Drei Getreide-Schiffe werden am Freitag auslaufen

Türkei: Drei weitere Schiffe mit Getreide laufen am Freitag von Ukraine aus

20.10 Uhr: Drei weitere Schiffe mit Getreidelieferungen werden nach türkischen Angaben am Freitag von der Ukraine auslaufen. Dank der “intensiven Arbeit” des in Istanbul eingerichteten Koordinationszentrums für die Getreideexporte sei für Freitag die Abfahrt von drei Schiffen geplant, teilte am Donnerstagabend der türkische Verteidigungsminister Hulusi Akar laut der Nachrichtenagentur Anadolu mit.Auf Grundlage eines von der Türkei vermittelten Abkommens war am Montag erstmals seit Beginn des russischen Kriegs gegen die Ukraine ein Frachtschiff mit Getreide aus ukrainisch kontrolliertem Gebiet ausgelaufen.

Militärexperte: “Ein systematischer Teil der russischen Kriegsstrategie”

20.05 Uhr: Die Ukraine schlägt zurück, die russischen Truppen reagieren mit grausamen Mitteln. Welches System dahintersteckt und was Putin plant, zeigt Carlo Masala in diesem Video auf.

Schwere Kämpfe bei Bachmut im Osten

19.49 Uhr: Im ostukrainischen Gebiet Donezk gibt es weiter schwere Kämpfe. Im Osten und Süden der Nachbarstädte Bachmut und Soledar seien an acht Abschnitten russische Angriffe abgewehrt worden, teilte der ukrainische Generalstab am Mittwoch bei Facebook mit. Auch bei der von ukrainischen Einheiten gehaltenen Industriestadt Awdijiwka habe es an fünf Abschnitten im Norden, Osten und Süden Angriffsversuche der russischen Truppen gegeben. Alle seien abgewehrt worden. Unabhängig sind die Angaben nicht zu überprüfen. Awdijiwka liegt in unmittelbarer Nähe von Donezk.Entlang der gesamten Front seien in den Gebieten Charkiw, Donezk, Saporischschja, Cherson und Mykolajiw wieder ukrainische Positionen in Dutzenden Orten durch die russische Artillerie beschossen worden. Im südukrainischen Gebiet Cherson sei zudem ein weiterer russischer Bodenangriff gescheitert, heißt es im Lagebericht. Darüber hinaus ist von massiven russischen Luftangriffen die Rede. So sollen Stellungen der ukrainischen Armee bei zehn verschiedenen Ortschaften bombardiert worden sein.

Ukrainischer Außenminister soll trotz Krieg nach Afrika reisen

19.02 Uhr: Der ukrainische Außenminister Dmytro Kubela wird ungeachtet des Krieges kommenden Herbst zu einer Reise nach Afrika aufbrechen und dort mehrere Staaten besuchen.

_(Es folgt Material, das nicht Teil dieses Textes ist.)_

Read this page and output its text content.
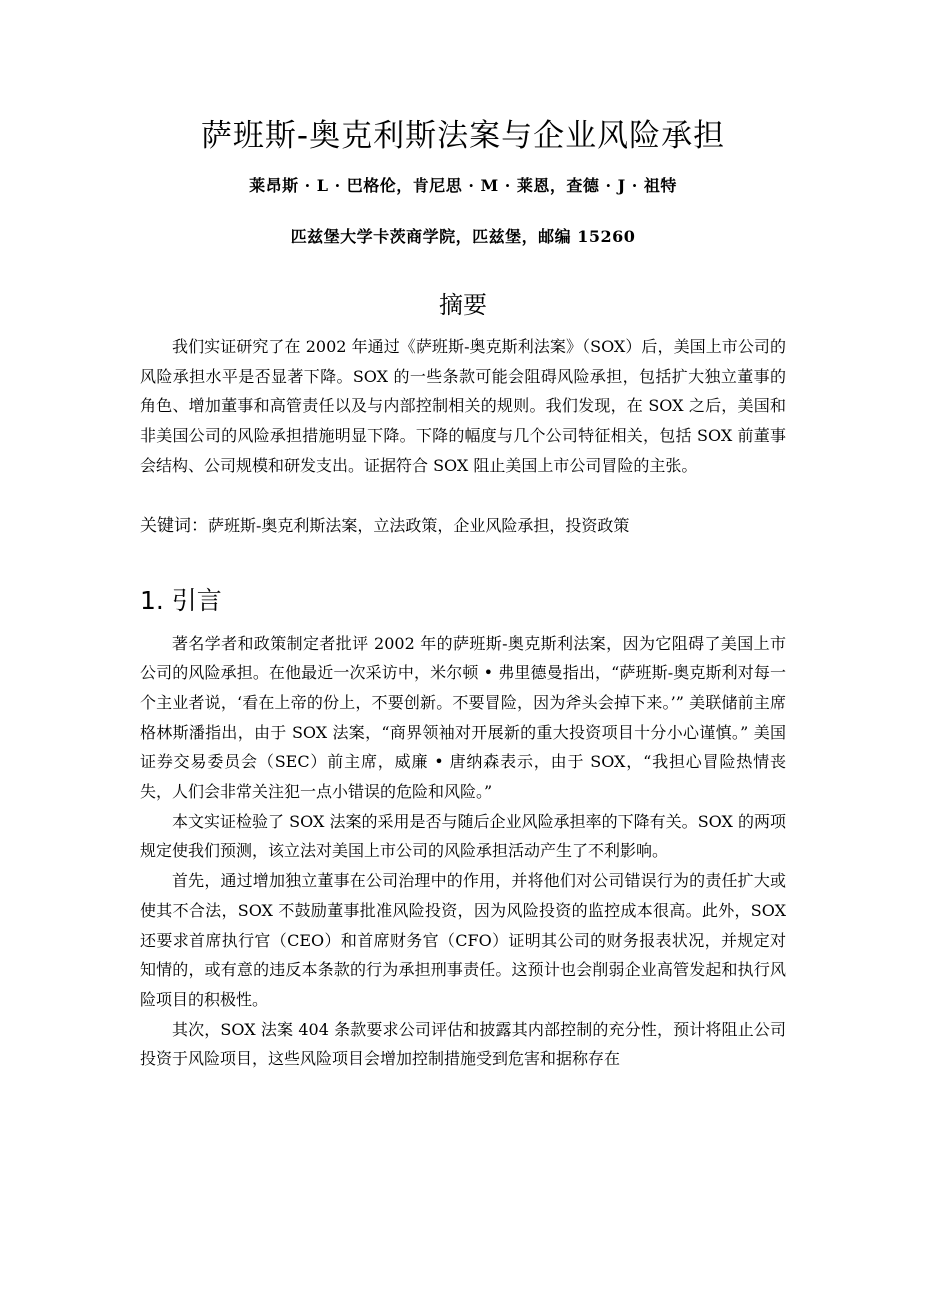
萨班斯-奥克利斯法案与企业风险承担
莱昂斯 · L · 巴格伦，肯尼思 · M · 莱恩，查德 · J · 祖特
匹兹堡大学卡茨商学院，匹兹堡，邮编 15260
摘要

我们实证研究了在 2002 年通过《萨班斯-奥克斯利法案》（SOX）后，美国上市公司的风险承担水平是否显著下降。SOX 的一些条款可能会阻碍风险承担，包括扩大独立董事的角色、增加董事和高管责任以及与内部控制相关的规则。我们发现，在 SOX 之后，美国和非美国公司的风险承担措施明显下降。下降的幅度与几个公司特征相关，包括 SOX 前董事会结构、公司规模和研发支出。证据符合 SOX 阻止美国上市公司冒险的主张。

关键词：萨班斯-奥克利斯法案，立法政策，企业风险承担，投资政策
1. 引言

著名学者和政策制定者批评 2002 年的萨班斯-奥克斯利法案，因为它阻碍了美国上市公司的风险承担。在他最近一次采访中，米尔顿 • 弗里德曼指出，“萨班斯-奥克斯利对每一个主业者说，‘看在上帝的份上，不要创新。不要冒险，因为斧头会掉下来。’” 美联储前主席格林斯潘指出，由于 SOX 法案，“商界领袖对开展新的重大投资项目十分小心谨慎。” 美国证券交易委员会（SEC）前主席，威廉 • 唐纳森表示，由于 SOX，“我担心冒险热情丧失，人们会非常关注犯一点小错误的危险和风险。”

本文实证检验了 SOX 法案的采用是否与随后企业风险承担率的下降有关。SOX 的两项规定使我们预测，该立法对美国上市公司的风险承担活动产生了不利影响。

首先，通过增加独立董事在公司治理中的作用，并将他们对公司错误行为的责任扩大或使其不合法，SOX 不鼓励董事批准风险投资，因为风险投资的监控成本很高。此外，SOX 还要求首席执行官（CEO）和首席财务官（CFO）证明其公司的财务报表状况，并规定对知情的，或有意的违反本条款的行为承担刑事责任。这预计也会削弱企业高管发起和执行风险项目的积极性。

其次，SOX 法案 404 条款要求公司评估和披露其内部控制的充分性，预计将阻止公司投资于风险项目，这些风险项目会增加控制措施受到危害和据称存在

Das kündigt Präsident Wolodymyr Selenskyj an. “Ich kann es selbst nicht machen wegen des Krieges. Ich hatte das vor dem Krieg vor und ich bin sicher, ich werde das nach dem Krieg machen”, zitiert das Präsidialamt Selenskyj bei einer Pressekonferenz für afrikanische Medien.

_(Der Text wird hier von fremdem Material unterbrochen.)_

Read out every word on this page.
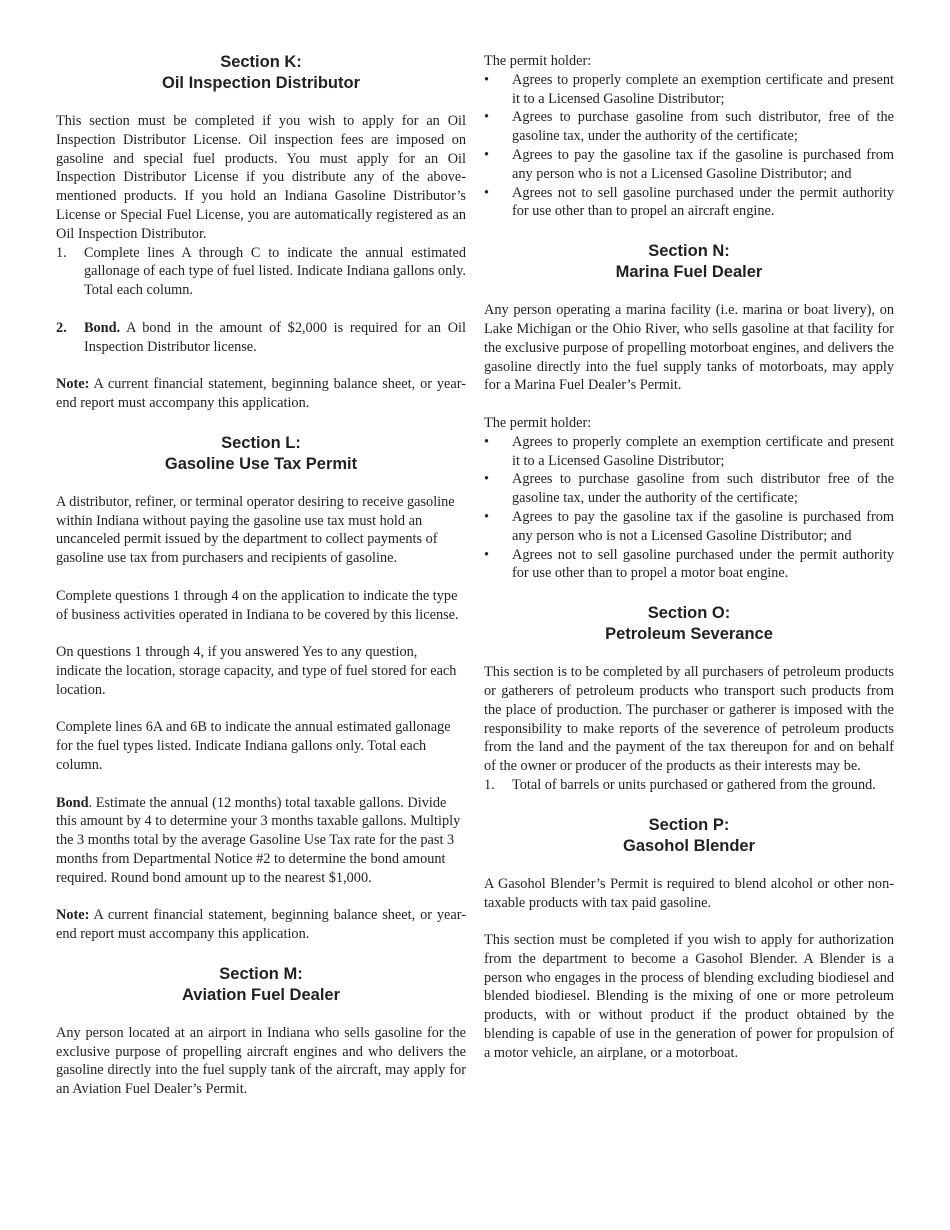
Section K:
Oil Inspection Distributor

This section must be completed if you wish to apply for an Oil Inspection Distributor License. Oil inspection fees are imposed on gasoline and special fuel products. You must apply for an Oil Inspection Distributor License if you distribute any of the above-mentioned products. If you hold an Indiana Gasoline Distributor’s License or Special Fuel License, you are automatically registered as an Oil Inspection Distributor.

1. Complete lines A through C to indicate the annual estimated gallonage of each type of fuel listed. Indicate Indiana gallons only. Total each column.
2. Bond. A bond in the amount of $2,000 is required for an Oil Inspection Distributor license.

Note: A current financial statement, beginning balance sheet, or year-end report must accompany this application.

Section L:
Gasoline Use Tax Permit

A distributor, refiner, or terminal operator desiring to receive gasoline within Indiana without paying the gasoline use tax must hold an uncanceled permit issued by the department to collect payments of gasoline use tax from purchasers and recipients of gasoline.

Complete questions 1 through 4 on the application to indicate the type of business activities operated in Indiana to be covered by this license.

On questions 1 through 4, if you answered Yes to any question, indicate the location, storage capacity, and type of fuel stored for each location.

Complete lines 6A and 6B to indicate the annual estimated gallonage for the fuel types listed. Indicate Indiana gallons only. Total each column.

Bond. Estimate the annual (12 months) total taxable gallons. Divide this amount by 4 to determine your 3 months taxable gallons. Multiply the 3 months total by the average Gasoline Use Tax rate for the past 3 months from Departmental Notice #2 to determine the bond amount required. Round bond amount up to the nearest $1,000.

Note: A current financial statement, beginning balance sheet, or year-end report must accompany this application.

Section M:
Aviation Fuel Dealer

Any person located at an airport in Indiana who sells gasoline for the exclusive purpose of propelling aircraft engines and who delivers the gasoline directly into the fuel supply tank of the aircraft, may apply for an Aviation Fuel Dealer’s Permit.

The permit holder:

• Agrees to properly complete an exemption certificate and present it to a Licensed Gasoline Distributor;
• Agrees to purchase gasoline from such distributor, free of the gasoline tax, under the authority of the certificate;
• Agrees to pay the gasoline tax if the gasoline is purchased from any person who is not a Licensed Gasoline Distributor; and
• Agrees not to sell gasoline purchased under the permit authority for use other than to propel an aircraft engine.
Section N:
Marina Fuel Dealer

Any person operating a marina facility (i.e. marina or boat livery), on Lake Michigan or the Ohio River, who sells gasoline at that facility for the exclusive purpose of propelling motorboat engines, and delivers the gasoline directly into the fuel supply tanks of motorboats, may apply for a Marina Fuel Dealer’s Permit.

The permit holder:

• Agrees to properly complete an exemption certificate and present it to a Licensed Gasoline Distributor;
• Agrees to purchase gasoline from such distributor free of the gasoline tax, under the authority of the certificate;
• Agrees to pay the gasoline tax if the gasoline is purchased from any person who is not a Licensed Gasoline Distributor; and
• Agrees not to sell gasoline purchased under the permit authority for use other than to propel a motor boat engine.
Section O:
Petroleum Severance

This section is to be completed by all purchasers of petroleum products or gatherers of petroleum products who transport such products from the place of production. The purchaser or gatherer is imposed with the responsibility to make reports of the severence of petroleum products from the land and the payment of the tax thereupon for and on behalf of the owner or producer of the products as their interests may be.

1. Total of barrels or units purchased or gathered from the ground.
Section P:
Gasohol Blender

A Gasohol Blender’s Permit is required to blend alcohol or other non-taxable products with tax paid gasoline.

This section must be completed if you wish to apply for authorization from the department to become a Gasohol Blender. A Blender is a person who engages in the process of blending excluding biodiesel and blended biodiesel. Blending is the mixing of one or more petroleum products, with or without product if the product obtained by the blending is capable of use in the generation of power for propulsion of a motor vehicle, an airplane, or a motorboat.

Kiew: Amnesty-Bericht ist “Perversion”

18.27 Uhr: Kiew bezeichnet den Amnesty-Bericht, wonach die ukrainischen Streitkräfte Bürger gefährden, als “unfair” und “pervers”. Außenminister Dmytro Kuleba sagte in einem Video auf Facebook: “Bei diesem Verhalten von Amnesty International geht es nicht darum, die Wahrheit zu finden und sie der Welt mitzuteilen, sondern darum, eine falsche Gleichsetzung zu schaffen – zwischen dem Täter und dem Opfer, zwischen dem Land, das Hunderttausende von Zivilisten, Städten und Gebieten zerstört, und einem Land, das sich verzweifelt verteidigt.”